Follow the project: #IncidentsOfTravel #Moderations

To complement the tour, please check the archive with tweets, sound recordings and more.

Moderation(s) is a year-long programme occurring throughout 2013 between Witte de With, Rotterdam, and Spring Workshop, Hong Kong.  


All photos: Latitudes | www.lttds.org (except when noted otherwise in the photo caption)

Nadim Abbas' "Incidents of Travel: Hong Kong" public tour

As part of Moderation(s), the year-long collaboration in 2013 between Witte de With, Rotterdam, and Spring Workshop, Hong Kong, curators-in-residence Latitudes have invited artist Nadim Abbas (Hong Kong, 1980) to develop a public tour of Hong Kong on Saturday, 19 January.

The day-long itinerary plots a course through a handful of sites in the city, which have in one way or another influenced the form, content, and processes of Nadim’s practice. Since Hong Kong has been his home for most of his life, some of these places have been all too familiar to him since childhood. This project now offers him the opportunity to spring fresh surprises on unsuspecting “tourists”, and possibly on himself as well.  

To complement the tour, check our twitter, facebook and SoundCloud, as well as the text "The Pathology of Hong Kong in the work of artist Nadim Abbas", an account of the tour by Zoe Li on ArtInfo.com (includes a slideshow).

Follow future events on Twitter: #IncidentsOfTravel #Moderations


Nadim Abbas introduces his tour to 16 participants in the Wah Fu Estate, Aberdeen.

Incidents of Travel: Hong Kong
by Nadim Abbas
19 January 2013

Although I usually speak about my work in terms of images and the imaginary, there is always an equally important component that describes an encounter with externalspace.
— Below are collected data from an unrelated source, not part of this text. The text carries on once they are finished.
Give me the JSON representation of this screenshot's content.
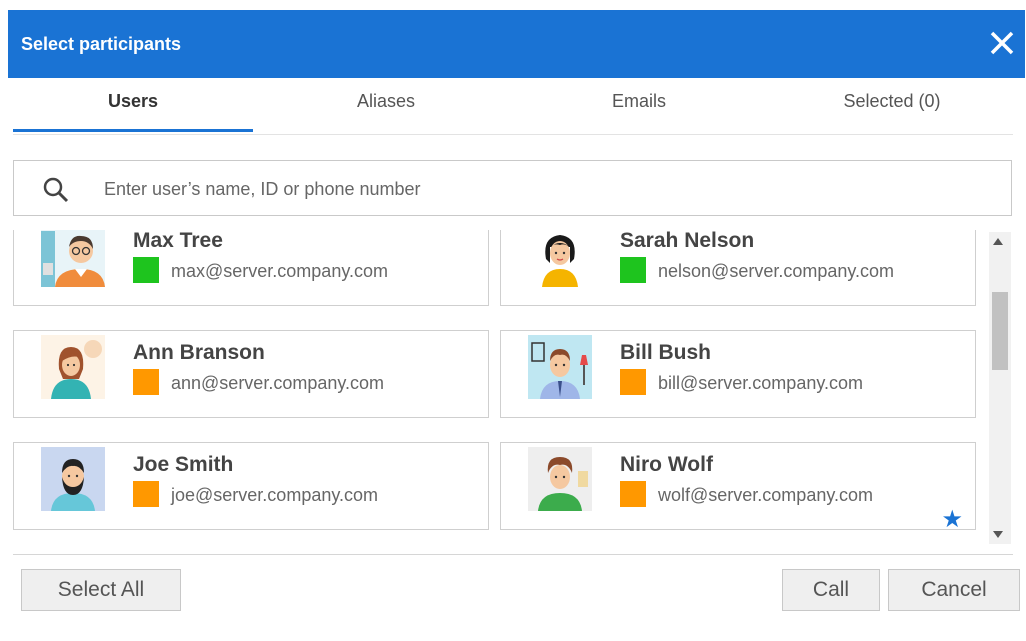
{
  "dialog": {
    "title": "Select participants"
  },
  "tabs": [
    {
      "label": "Users",
      "active": true
    },
    {
      "label": "Aliases",
      "active": false
    },
    {
      "label": "Emails",
      "active": false
    },
    {
      "label": "Selected (0)",
      "active": false
    }
  ],
  "search": {
    "placeholder": "Enter user’s name, ID or phone number",
    "value": ""
  },
  "users": [
    {
      "name": "Max Tree",
      "email": "max@server.company.com",
      "status_color": "#1ec41e",
      "avatar": "man-with-glasses-avatar",
      "favorite": false
    },
    {
      "name": "Sarah Nelson",
      "email": "nelson@server.company.com",
      "status_color": "#1ec41e",
      "avatar": "woman-with-headset-avatar",
      "favorite": false
    },
    {
      "name": "Ann Branson",
      "email": "ann@server.company.com",
      "status_color": "#ff9800",
      "avatar": "woman-avatar",
      "favorite": false
    },
    {
      "name": "Bill Bush",
      "email": "bill@server.company.com",
      "status_color": "#ff9800",
      "avatar": "man-with-tie-avatar",
      "favorite": false
    },
    {
      "name": "Joe Smith",
      "email": "joe@server.company.com",
      "status_color": "#ff9800",
      "avatar": "bearded-man-avatar",
      "favorite": false
    },
    {
      "name": "Niro Wolf",
      "email": "wolf@server.company.com",
      "status_color": "#ff9800",
      "avatar": "man-avatar",
      "favorite": true
    }
  ],
  "buttons": {
    "select_all": "Select All",
    "call": "Call",
    "cancel": "Cancel"
  },
  "colors": {
    "accent": "#1a73d4",
    "online": "#1ec41e",
    "away": "#ff9800"
  }
}
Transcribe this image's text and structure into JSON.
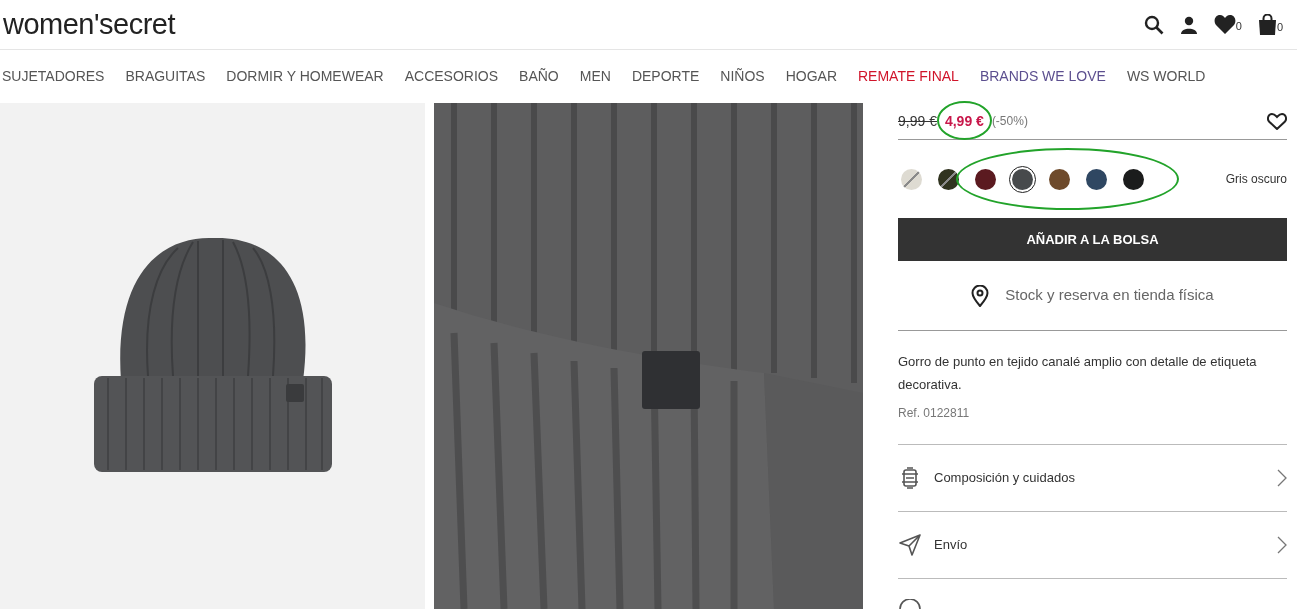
{
  "logo": "women'secret",
  "header_counts": {
    "wishlist": "0",
    "bag": "0"
  },
  "nav": [
    {
      "label": "SUJETADORES",
      "kind": "normal"
    },
    {
      "label": "BRAGUITAS",
      "kind": "normal"
    },
    {
      "label": "DORMIR Y HOMEWEAR",
      "kind": "normal"
    },
    {
      "label": "ACCESORIOS",
      "kind": "normal"
    },
    {
      "label": "BAÑO",
      "kind": "normal"
    },
    {
      "label": "MEN",
      "kind": "normal"
    },
    {
      "label": "DEPORTE",
      "kind": "normal"
    },
    {
      "label": "NIÑOS",
      "kind": "normal"
    },
    {
      "label": "HOGAR",
      "kind": "normal"
    },
    {
      "label": "REMATE FINAL",
      "kind": "sale"
    },
    {
      "label": "BRANDS WE LOVE",
      "kind": "brands"
    },
    {
      "label": "WS WORLD",
      "kind": "normal"
    }
  ],
  "product": {
    "old_price": "9,99 €",
    "price": "4,99 €",
    "discount": "(-50%)",
    "price_circled": true,
    "swatches_circled": true,
    "swatches": [
      {
        "color": "#dedbd2",
        "selected": false,
        "unavailable": true
      },
      {
        "color": "#30331f",
        "selected": false,
        "unavailable": true
      },
      {
        "color": "#5b1a20",
        "selected": false,
        "unavailable": false
      },
      {
        "color": "#474a4c",
        "selected": true,
        "unavailable": false
      },
      {
        "color": "#6e4a2b",
        "selected": false,
        "unavailable": false
      },
      {
        "color": "#2f4762",
        "selected": false,
        "unavailable": false
      },
      {
        "color": "#1b1c1c",
        "selected": false,
        "unavailable": false
      }
    ],
    "color_name": "Gris oscuro",
    "add_button": "AÑADIR A LA BOLSA",
    "store_link": "Stock y reserva en tienda física",
    "description": "Gorro de punto en tejido canalé amplio con detalle de etiqueta decorativa.",
    "ref": "Ref. 0122811",
    "sections": [
      {
        "kind": "care",
        "label": "Composición y cuidados"
      },
      {
        "kind": "shipping",
        "label": "Envío"
      },
      {
        "kind": "partial"
      }
    ]
  }
}
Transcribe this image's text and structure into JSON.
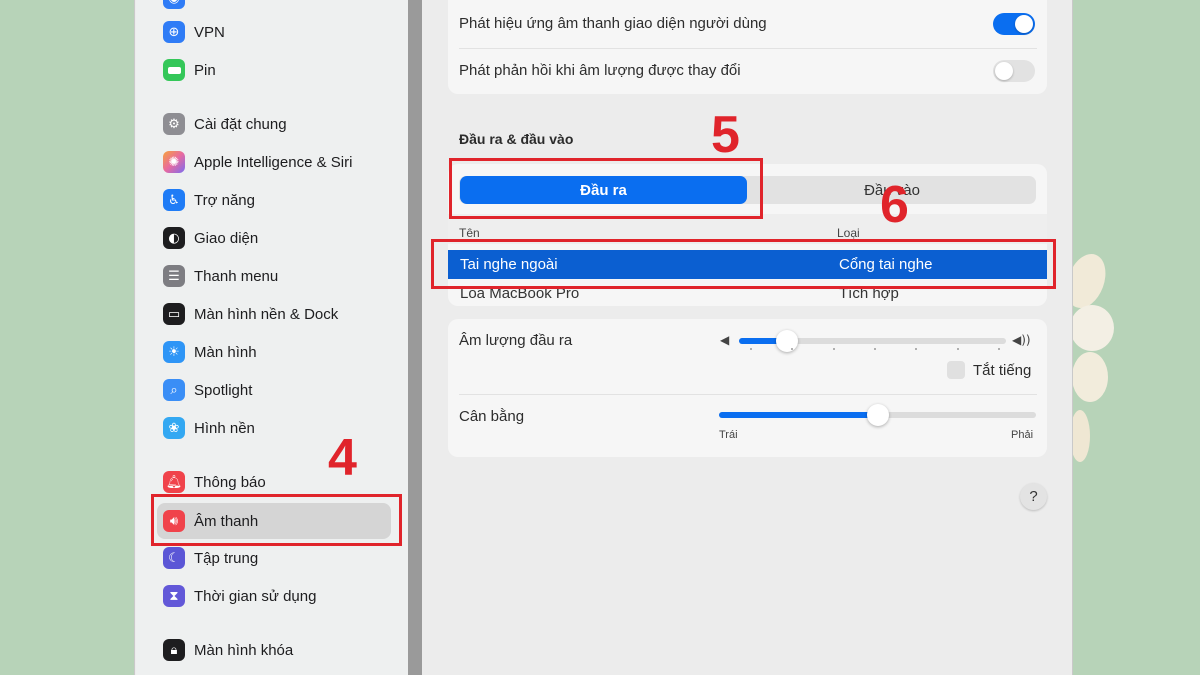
{
  "sidebar": {
    "items": [
      {
        "label": "VPN",
        "icon": "globe-icon",
        "color": "#2f7cf6"
      },
      {
        "label": "Pin",
        "icon": "battery-icon",
        "color": "#34c759"
      },
      {
        "label": "Cài đặt chung",
        "icon": "gear-icon",
        "color": "#8e8e93"
      },
      {
        "label": "Apple Intelligence & Siri",
        "icon": "siri-icon",
        "color": "#e86aa0"
      },
      {
        "label": "Trợ năng",
        "icon": "accessibility-icon",
        "color": "#1f7cf6"
      },
      {
        "label": "Giao diện",
        "icon": "appearance-icon",
        "color": "#1d1d1f"
      },
      {
        "label": "Thanh menu",
        "icon": "menubar-icon",
        "color": "#7d7d82"
      },
      {
        "label": "Màn hình nền & Dock",
        "icon": "dock-icon",
        "color": "#1d1d1f"
      },
      {
        "label": "Màn hình",
        "icon": "display-icon",
        "color": "#2e95f6"
      },
      {
        "label": "Spotlight",
        "icon": "search-icon",
        "color": "#3a8ef6"
      },
      {
        "label": "Hình nền",
        "icon": "wallpaper-icon",
        "color": "#33a8f2"
      },
      {
        "label": "Thông báo",
        "icon": "bell-icon",
        "color": "#f0434b"
      },
      {
        "label": "Âm thanh",
        "icon": "speaker-icon",
        "color": "#f0434b"
      },
      {
        "label": "Tập trung",
        "icon": "moon-icon",
        "color": "#5b56d6"
      },
      {
        "label": "Thời gian sử dụng",
        "icon": "hourglass-icon",
        "color": "#6258d8"
      },
      {
        "label": "Màn hình khóa",
        "icon": "lock-icon",
        "color": "#1d1d1f"
      }
    ]
  },
  "main": {
    "toggles": [
      {
        "label": "Phát hiệu ứng âm thanh giao diện người dùng",
        "on": true
      },
      {
        "label": "Phát phản hồi khi âm lượng được thay đổi",
        "on": false
      }
    ],
    "section_title": "Đầu ra & đầu vào",
    "tabs": [
      {
        "label": "Đầu ra",
        "active": true
      },
      {
        "label": "Đầu vào",
        "active": false
      }
    ],
    "table": {
      "columns": [
        "Tên",
        "Loại"
      ],
      "rows": [
        {
          "name": "Tai nghe ngoài",
          "type": "Cổng tai nghe",
          "selected": true
        },
        {
          "name": "Loa MacBook Pro",
          "type": "Tích hợp",
          "selected": false
        }
      ]
    },
    "volume": {
      "label": "Âm lượng đầu ra",
      "level": 0.18,
      "mute_label": "Tắt tiếng"
    },
    "balance": {
      "label": "Cân bằng",
      "level": 0.5,
      "left_label": "Trái",
      "right_label": "Phải"
    },
    "help_label": "?"
  },
  "annotations": [
    "4",
    "5",
    "6"
  ],
  "colors": {
    "accent": "#0a6ef0",
    "selected_row": "#0b5fd1",
    "annotation": "#e0242b"
  }
}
By that, I am referring to the heterogenous space in which we live, which we rarely have time to reflect upon except in a state of distraction. But just because there is no time to reflect doesn’t mean that these spaces don’t affect our thoughts, subtly penetrating the internal space of our imagination; in some cases to the point where one can no longer distinguish between the internal and the external, or between dream and reality. It is these moments of uncertainty that interest me the most, and which, in my own experience transforms art-making into a perpetual balancing act on the threshold between banality and oblivion.

The itinerary outlined below plots a course through a handful of sites in Hong Kong, which has in one way or another influenced the form, content, and processes that define my practice. Since Hong Kong has been my home for most of my life, some of these places have been all too familiar to me since childhood; waiting for the right opportunity to spring fresh surprises on this unsuspecting tourist.


Wah Kwai Estate block.


 
Wah Kwai Estate water feature (with no water).
Around the Wah Kwai Estate. Photo: Heman Chong.

Waterfall Bay Park, Aberdeen, Hong Kong


Waterside "resort" used by the local community to swim and exercise by the side of the South China Sea.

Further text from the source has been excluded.